# Lifestyle
À boire, à manger… et à porter, quand les restaurants sortent leurs goodies
Publié le 2 avril 2023 à 22h00
Le t-shirt est certainement la pièce la plus basique de nos dressings, mais elle est aussi la plus pratique pour véhiculer des messages et se faire entendre par la voix des vêtements. Cette fois, c’est le monde de la food qui s’empare de cette tradition, souvent pour une question de cool, parfois pour une question de survie.
« Ouah, tu as vu, ils ont sorti un nouveau teesh ! », s’exclame Pierre devant le cintre pendu entre deux bouteilles de digestifs au Café du Coin (Paris, 11e). Un pop-up d’une petite marque confidentielle comme il est désormais si courant ? Non, un simple t-shirt à l’effigie du restaurant. Bob, tote bag et panoplies colorées… prendre en photo son plat pour le partager avec ses copains via les réseaux sociaux ne suffit plus, désormais on porte nos meilleures adresses sur soi, directement.
La vente de goodies par les restaurants n'est pas un phénomène nouveau. En fait, cela remonte probablement à plusieurs décennies, notamment aux Etats-Unis où l’on proposait des souvenirs comme des tasses, des verres ou des cendriers que des coquins glissaient dans leurs poches entre le café et l’addition.

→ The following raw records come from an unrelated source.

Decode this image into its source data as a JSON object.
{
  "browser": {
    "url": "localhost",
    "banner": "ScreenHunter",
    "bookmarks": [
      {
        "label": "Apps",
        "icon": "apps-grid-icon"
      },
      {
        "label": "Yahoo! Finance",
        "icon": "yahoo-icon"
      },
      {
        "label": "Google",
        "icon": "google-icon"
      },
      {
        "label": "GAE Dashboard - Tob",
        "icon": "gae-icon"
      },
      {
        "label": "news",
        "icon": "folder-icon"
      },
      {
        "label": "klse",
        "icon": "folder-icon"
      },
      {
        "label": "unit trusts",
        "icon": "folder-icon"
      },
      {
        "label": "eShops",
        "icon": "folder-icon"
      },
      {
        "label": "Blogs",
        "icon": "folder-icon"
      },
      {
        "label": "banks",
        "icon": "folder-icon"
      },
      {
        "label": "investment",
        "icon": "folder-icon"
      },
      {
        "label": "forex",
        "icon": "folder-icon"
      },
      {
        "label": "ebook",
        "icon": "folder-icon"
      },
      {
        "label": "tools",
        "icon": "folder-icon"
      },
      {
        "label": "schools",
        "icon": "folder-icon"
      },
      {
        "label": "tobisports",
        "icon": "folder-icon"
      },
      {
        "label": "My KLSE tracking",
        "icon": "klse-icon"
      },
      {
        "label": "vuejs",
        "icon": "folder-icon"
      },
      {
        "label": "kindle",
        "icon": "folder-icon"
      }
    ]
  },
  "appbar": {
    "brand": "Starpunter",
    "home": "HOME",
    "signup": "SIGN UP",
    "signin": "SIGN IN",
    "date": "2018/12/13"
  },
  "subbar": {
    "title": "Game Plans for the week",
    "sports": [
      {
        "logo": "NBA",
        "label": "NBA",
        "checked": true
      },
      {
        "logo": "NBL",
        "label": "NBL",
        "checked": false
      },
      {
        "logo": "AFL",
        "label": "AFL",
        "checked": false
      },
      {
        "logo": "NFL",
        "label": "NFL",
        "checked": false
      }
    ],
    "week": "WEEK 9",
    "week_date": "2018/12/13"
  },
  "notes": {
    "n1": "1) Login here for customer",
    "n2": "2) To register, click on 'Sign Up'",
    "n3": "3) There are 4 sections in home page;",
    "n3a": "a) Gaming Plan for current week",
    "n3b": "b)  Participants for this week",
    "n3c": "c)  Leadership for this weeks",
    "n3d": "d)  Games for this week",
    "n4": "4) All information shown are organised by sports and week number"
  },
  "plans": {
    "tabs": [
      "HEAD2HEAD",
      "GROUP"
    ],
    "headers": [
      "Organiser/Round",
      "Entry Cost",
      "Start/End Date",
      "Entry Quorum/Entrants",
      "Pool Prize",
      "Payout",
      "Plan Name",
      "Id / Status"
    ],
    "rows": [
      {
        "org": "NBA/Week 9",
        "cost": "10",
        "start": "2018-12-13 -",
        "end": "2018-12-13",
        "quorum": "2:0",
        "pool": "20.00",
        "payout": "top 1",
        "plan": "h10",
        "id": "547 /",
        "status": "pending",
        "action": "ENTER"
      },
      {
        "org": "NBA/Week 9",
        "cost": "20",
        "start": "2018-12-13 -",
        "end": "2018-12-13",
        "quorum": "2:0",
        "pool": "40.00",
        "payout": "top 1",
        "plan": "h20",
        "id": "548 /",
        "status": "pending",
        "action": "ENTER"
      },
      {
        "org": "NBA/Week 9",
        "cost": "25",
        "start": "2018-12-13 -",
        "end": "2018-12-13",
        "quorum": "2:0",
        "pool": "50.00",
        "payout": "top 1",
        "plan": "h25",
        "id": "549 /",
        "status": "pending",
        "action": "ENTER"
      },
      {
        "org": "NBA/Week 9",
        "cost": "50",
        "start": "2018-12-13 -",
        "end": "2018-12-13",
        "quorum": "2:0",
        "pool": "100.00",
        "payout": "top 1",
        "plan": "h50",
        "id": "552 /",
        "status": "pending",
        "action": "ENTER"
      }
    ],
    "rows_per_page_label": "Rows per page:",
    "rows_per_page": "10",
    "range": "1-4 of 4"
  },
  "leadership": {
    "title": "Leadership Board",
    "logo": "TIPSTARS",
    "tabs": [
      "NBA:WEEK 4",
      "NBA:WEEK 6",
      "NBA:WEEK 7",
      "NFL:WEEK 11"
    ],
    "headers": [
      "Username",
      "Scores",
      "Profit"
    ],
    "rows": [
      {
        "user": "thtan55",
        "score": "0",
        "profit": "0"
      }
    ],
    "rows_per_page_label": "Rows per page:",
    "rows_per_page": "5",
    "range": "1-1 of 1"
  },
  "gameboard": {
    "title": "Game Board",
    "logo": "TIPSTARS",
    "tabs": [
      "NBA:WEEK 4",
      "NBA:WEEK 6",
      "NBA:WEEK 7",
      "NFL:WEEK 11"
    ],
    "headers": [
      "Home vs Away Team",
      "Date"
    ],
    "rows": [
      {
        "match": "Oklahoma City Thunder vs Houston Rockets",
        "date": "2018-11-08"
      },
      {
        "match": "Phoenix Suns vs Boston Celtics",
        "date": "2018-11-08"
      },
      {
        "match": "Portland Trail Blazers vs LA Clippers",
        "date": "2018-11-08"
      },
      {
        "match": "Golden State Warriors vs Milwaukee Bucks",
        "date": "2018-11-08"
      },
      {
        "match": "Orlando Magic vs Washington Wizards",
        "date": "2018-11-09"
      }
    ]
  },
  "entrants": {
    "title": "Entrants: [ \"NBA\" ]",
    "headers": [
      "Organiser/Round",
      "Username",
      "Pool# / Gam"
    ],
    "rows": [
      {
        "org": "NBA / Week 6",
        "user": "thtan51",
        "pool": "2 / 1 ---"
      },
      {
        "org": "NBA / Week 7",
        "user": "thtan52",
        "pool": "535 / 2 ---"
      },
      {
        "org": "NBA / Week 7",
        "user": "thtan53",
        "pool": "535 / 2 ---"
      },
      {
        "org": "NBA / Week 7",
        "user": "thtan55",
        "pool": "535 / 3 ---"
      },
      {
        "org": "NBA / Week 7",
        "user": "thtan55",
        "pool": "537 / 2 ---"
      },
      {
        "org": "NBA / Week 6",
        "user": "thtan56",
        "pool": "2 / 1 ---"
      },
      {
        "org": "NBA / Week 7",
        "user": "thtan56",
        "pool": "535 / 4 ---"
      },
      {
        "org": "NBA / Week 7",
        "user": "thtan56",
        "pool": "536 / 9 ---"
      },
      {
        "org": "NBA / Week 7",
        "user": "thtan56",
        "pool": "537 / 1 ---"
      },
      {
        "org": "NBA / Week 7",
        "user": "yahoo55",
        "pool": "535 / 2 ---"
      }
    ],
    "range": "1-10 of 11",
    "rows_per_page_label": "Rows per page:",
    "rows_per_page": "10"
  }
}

La vente de t-shirts est un moyen pour les restaurants de générer des revenus supplémentaires tout en faisant la promotion de leur marque et en renforçant les liens avec leurs clients. Seulement, depuis le confinement, ces goodies pullulent. En effet, quand les restaurants avaient dû fermer complètement lorsqu’ils ne pouvaient pas faire de vente à emporter, il avait fallu trouver une solution pour maintenir la comptabilité à flot.
Soutenir son adresse favorite
A Rome, au rade le plus cool de Trastevere, le « San Calisto », il fallait à tout prix sauver cette institution ouverte quasiment en continu depuis 1969. Les premiers t-shirts sortent : le logo devant, la carte des boissons derrière. C’est un carton plein. Suivent de nouveaux designs, des stickers et même des chaussettes aux couleurs de la Peroni, la seule bière servie au bar. Désormais, chaque « drop », chaque sortie de nouveaux produits, est suivi par les fans de l’endroit comme s’il s’agissait d’une grande marque de fringues.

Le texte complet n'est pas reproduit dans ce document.